Now Google’s OCR isn’t the greatest; it’s optimized for speed rather than accuracy. You can do this yourself, and get better search results, by running and quality controlling your own OCR, then posting the results.
To match Duff’s recommendation, the fist step of the “SEO this PDF file” Action is to optimize a scanned PDF file. This will perform an OCR on any pages that are image-only and make them searchable; it won’t have any effect on PDF files that didn’t originate on a scanner – the PDF files you create through the PDFMakers for Office won’t be changed.
Content reading order: Take a close look at search results showing your search terms in context, and you may find oddly spaced, duplicate or jumbled text. If you take Google’s offer to “View as HTML”, as I often do, the text often looks REALLY bad, with disjointed paragraphs, headings demoted to text and tables, columns and sidebars hopelessly confused.
If the way search engines retrieve and display search results matters to you, or if you must adhere to accessibility or Section 508 standards for web content, plan to get familiar with reading order in PDF-based content and tagging, the structure information (headings, lists, tables, etc), of PDF files.
The third step of the “SEO this PDF file” Action is to add tags to the document.
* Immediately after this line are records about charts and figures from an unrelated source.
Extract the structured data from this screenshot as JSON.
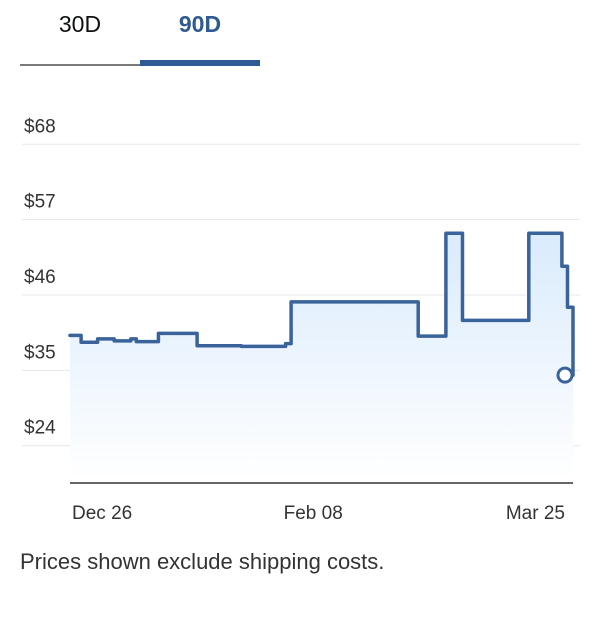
{
  "tabs": [
    {
      "label": "30D",
      "active": false
    },
    {
      "label": "90D",
      "active": true
    }
  ],
  "footnote": "Prices shown exclude shipping costs.",
  "colors": {
    "accent": "#2f5a94",
    "line": "#3a639b",
    "fill_top": "#d8eafc",
    "grid": "#e7e7e7"
  },
  "chart_data": {
    "type": "area",
    "step": true,
    "y_ticks": [
      {
        "value": 68,
        "label": "$68"
      },
      {
        "value": 57,
        "label": "$57"
      },
      {
        "value": 46,
        "label": "$46"
      },
      {
        "value": 35,
        "label": "$35"
      },
      {
        "value": 24,
        "label": "$24"
      }
    ],
    "ylim": [
      19,
      73
    ],
    "x_ticks": [
      {
        "date": "2024-12-26",
        "label": "Dec 26"
      },
      {
        "date": "2025-02-08",
        "label": "Feb 08"
      },
      {
        "date": "2025-03-25",
        "label": "Mar 25"
      }
    ],
    "xlim": [
      "2024-12-26",
      "2025-03-27"
    ],
    "grid": true,
    "series": [
      {
        "points": [
          {
            "date": "2024-12-26",
            "price": 40.1
          },
          {
            "date": "2024-12-28",
            "price": 39.1
          },
          {
            "date": "2024-12-31",
            "price": 39.6
          },
          {
            "date": "2025-01-03",
            "price": 39.3
          },
          {
            "date": "2025-01-06",
            "price": 39.6
          },
          {
            "date": "2025-01-07",
            "price": 39.2
          },
          {
            "date": "2025-01-11",
            "price": 40.4
          },
          {
            "date": "2025-01-18",
            "price": 38.6
          },
          {
            "date": "2025-01-26",
            "price": 38.5
          },
          {
            "date": "2025-02-03",
            "price": 38.9
          },
          {
            "date": "2025-02-04",
            "price": 45.0
          },
          {
            "date": "2025-02-27",
            "price": 40.0
          },
          {
            "date": "2025-03-04",
            "price": 55.0
          },
          {
            "date": "2025-03-07",
            "price": 42.3
          },
          {
            "date": "2025-03-19",
            "price": 55.0
          },
          {
            "date": "2025-03-25",
            "price": 50.2
          },
          {
            "date": "2025-03-26",
            "price": 44.2
          },
          {
            "date": "2025-03-27",
            "price": 34.3
          }
        ]
      }
    ]
  }
}
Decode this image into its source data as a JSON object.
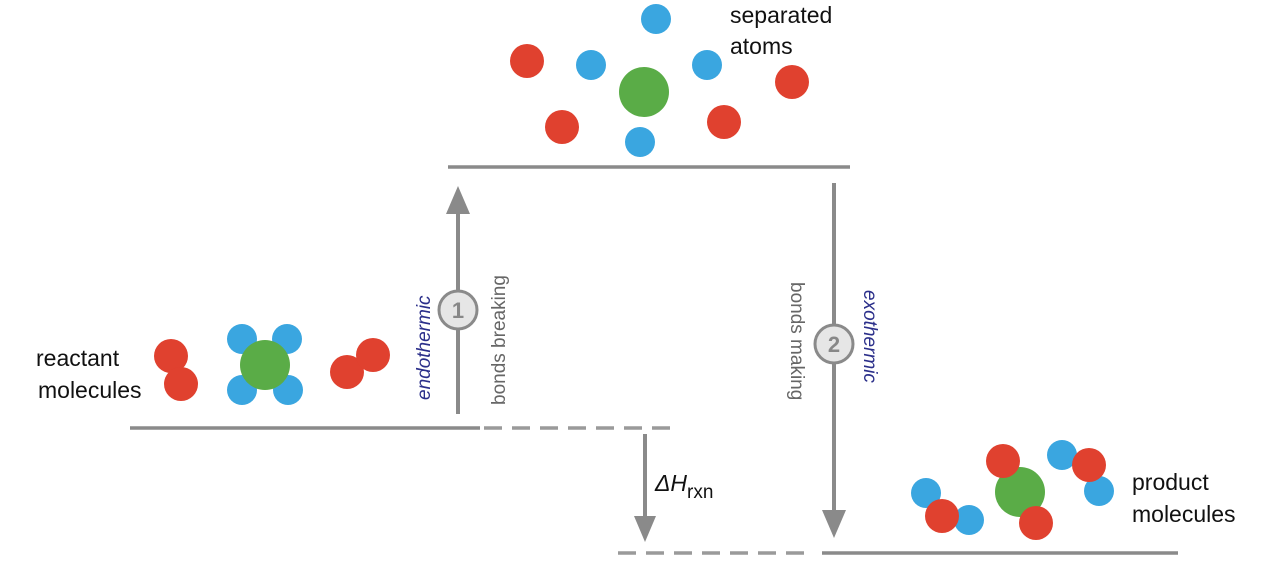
{
  "labels": {
    "separated_line1": "separated",
    "separated_line2": "atoms",
    "reactant_line1": "reactant",
    "reactant_line2": "molecules",
    "product_line1": "product",
    "product_line2": "molecules",
    "delta_h_symbol": "ΔH",
    "delta_h_subscript": "rxn"
  },
  "steps": [
    {
      "number": "1",
      "process": "bonds breaking",
      "energy": "endothermic"
    },
    {
      "number": "2",
      "process": "bonds making",
      "energy": "exothermic"
    }
  ],
  "colors": {
    "oxygen_red": "#e0412f",
    "hydrogen_blue": "#3aa6e0",
    "carbon_green": "#5aac47",
    "line_gray": "#8a8a8a",
    "italic_navy": "#2b2f8a"
  }
}
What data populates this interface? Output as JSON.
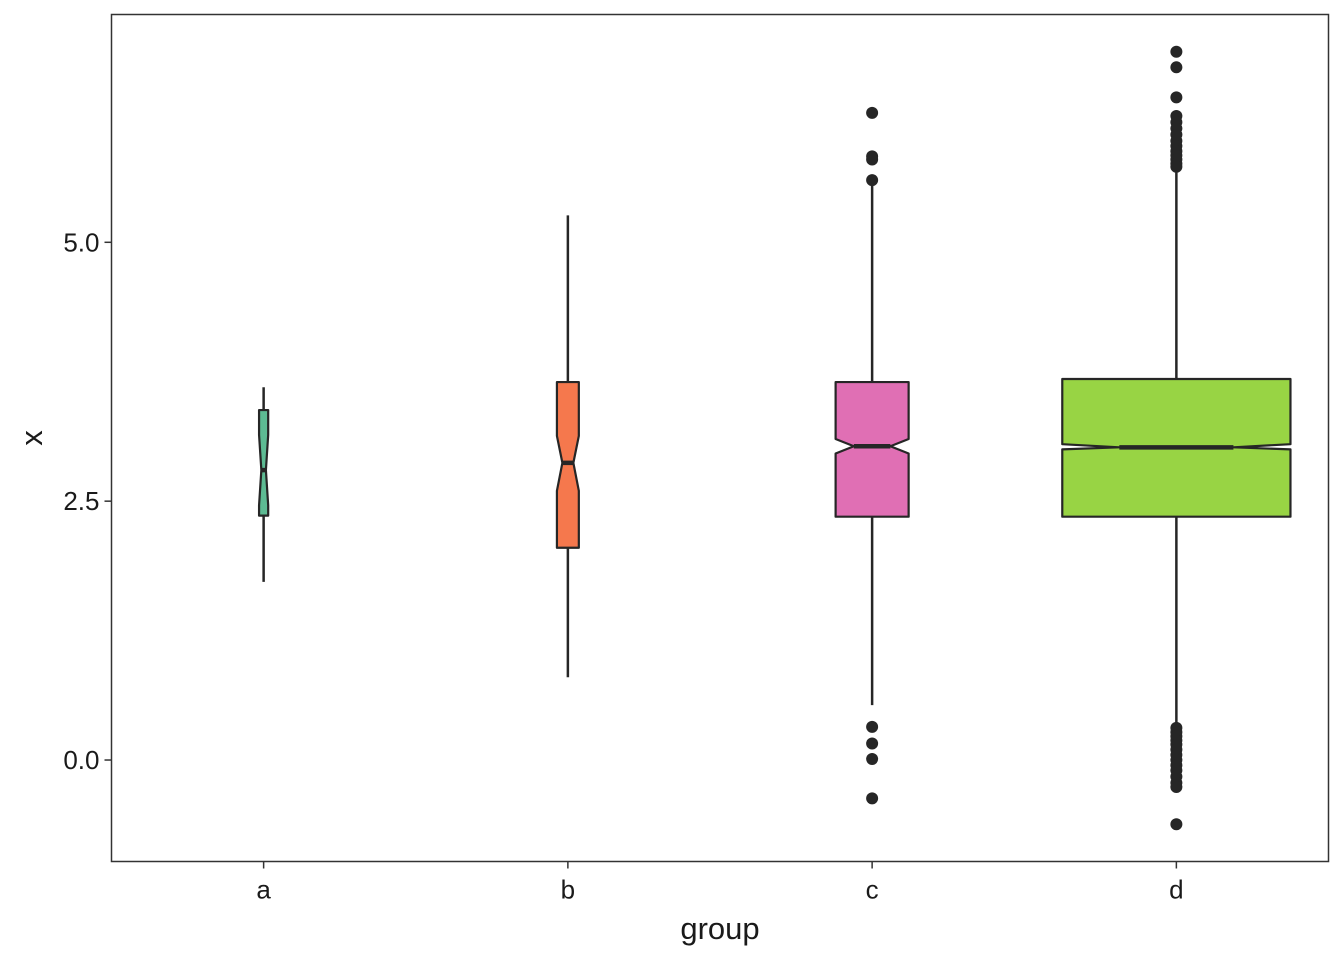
{
  "chart_data": {
    "type": "boxplot",
    "notched": true,
    "variable_width": true,
    "xlabel": "group",
    "ylabel": "x",
    "categories": [
      "a",
      "b",
      "c",
      "d"
    ],
    "ylim": [
      -0.98,
      7.2
    ],
    "yticks": [
      {
        "value": 0,
        "label": "0.0"
      },
      {
        "value": 2.5,
        "label": "2.5"
      },
      {
        "value": 5,
        "label": "5.0"
      }
    ],
    "grid": false,
    "legend": "none",
    "box_stroke": "#262626",
    "outlier_color": "#262626",
    "groups": [
      {
        "name": "a",
        "color": "#5dbb93",
        "relative_width": 0.05,
        "lower_whisker": 1.72,
        "q1": 2.36,
        "median": 2.8,
        "q3": 3.38,
        "upper_whisker": 3.6,
        "notch_low": 2.46,
        "notch_high": 3.14,
        "outliers": []
      },
      {
        "name": "b",
        "color": "#f5784d",
        "relative_width": 0.12,
        "lower_whisker": 0.8,
        "q1": 2.05,
        "median": 2.87,
        "q3": 3.65,
        "upper_whisker": 5.26,
        "notch_low": 2.6,
        "notch_high": 3.13,
        "outliers": []
      },
      {
        "name": "c",
        "color": "#e06fb4",
        "relative_width": 0.4,
        "lower_whisker": 0.53,
        "q1": 2.35,
        "median": 3.03,
        "q3": 3.65,
        "upper_whisker": 5.55,
        "notch_low": 2.96,
        "notch_high": 3.1,
        "outliers": [
          6.25,
          5.83,
          5.8,
          5.6,
          0.32,
          0.16,
          0.01,
          -0.37
        ]
      },
      {
        "name": "d",
        "color": "#98d444",
        "relative_width": 1.25,
        "lower_whisker": 0.36,
        "q1": 2.35,
        "median": 3.02,
        "q3": 3.68,
        "upper_whisker": 5.7,
        "notch_low": 3.0,
        "notch_high": 3.05,
        "outliers": [
          6.84,
          6.69,
          6.4,
          6.22,
          6.16,
          6.1,
          6.04,
          5.98,
          5.93,
          5.88,
          5.84,
          5.8,
          5.76,
          5.73,
          0.31,
          0.27,
          0.23,
          0.19,
          0.15,
          0.1,
          0.05,
          0.0,
          -0.05,
          -0.1,
          -0.16,
          -0.22,
          -0.26,
          -0.62
        ]
      }
    ]
  }
}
Again, if you already have a tagged document, this step is ignored but it’s really great if you started with a scanned file. You’re much more likely to get a reasonable summary in the Google results if the proper reading order is shown. For a more lengthy discussion on this topic, read the original article.
As I mentioned earlier, it’s important to have the document title and name be meaningful.
Name that file! A PDF file’s name is often a vital part of content-management strategies. To ensure the filename also serves search engine optimization interests as well, try to give your files meaningful names that include keywords or reflect the file’s Title.
You can also easily modify this action if the settings that I’m using are not what you’re looking for.